The bane of teacher’s lives in mainstream – moderation. At least though, for courses by exam boards (Entry Level, GCSE, ASDAN…) there’s a markscheme and it’s easy enough to argue over interpretations of said markscheme.
In special education, we are expected to assess and evaluate pupils progress on a weekly basis, recording half termly in a program called ‘b-squared’ – at my place, anyway. However, b-squared has many flaws, among them that it doesn’t cover the whole spectrum of the National Curriculum and that P7 and P8 are often harder to attain than L1. (For the uninitiated, P level descriptors can be found here)
In an attempt to support the assessment from b-squared we moderate classwork for a range of pupils on a regular basis. Every so often, the Science teachers across several LA’s get together and moderate across the schools. How else do you get enough subject specialists and share opinions as you would in a mainstream Science department?
Anyway, things I feel I can take back to school following the recent moderating session:
- without knowing the student and careful annotation a piece of work can be assessed at anywhere between a P7 and L2 – we need more annotation
- TA’s need to be involved in the moderation process, so that they appreciate more the levels that pupils are working at
- photos used for evidence need to be either annotated or accompanied by a witness statement
- perhaps we need to practice anonymous annotation in school – that way we aren’t swayed by ‘knowing the pupil’
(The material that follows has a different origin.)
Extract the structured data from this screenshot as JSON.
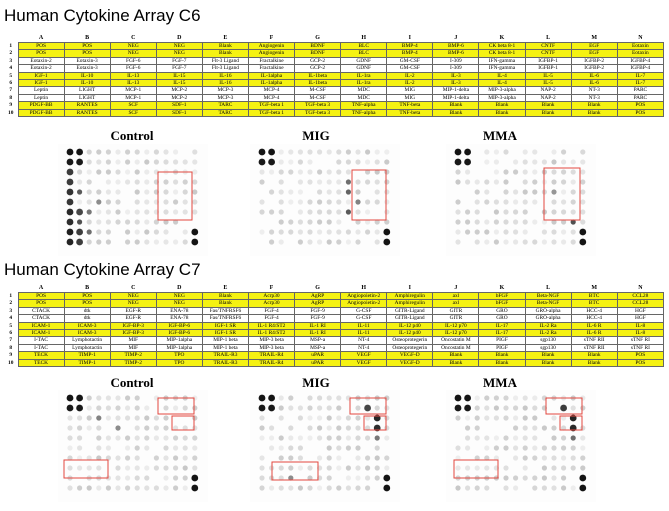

It is really difficult to find work that matches the P level descriptors, particularly when so much other work is done in Science. To moderate efficiently, we need to get a feel for how other work fits into the P levels, otherwise we narrow the range of what we are teaching and teach, almost, ‘to the test’. I was able to produce two pieces of work for one pupil that ‘shows’ she is working at L1. She’s not, really, or she most likely wouldn’t be in my class!
An ongoing process, I feel, and one in which we have a lot to learn.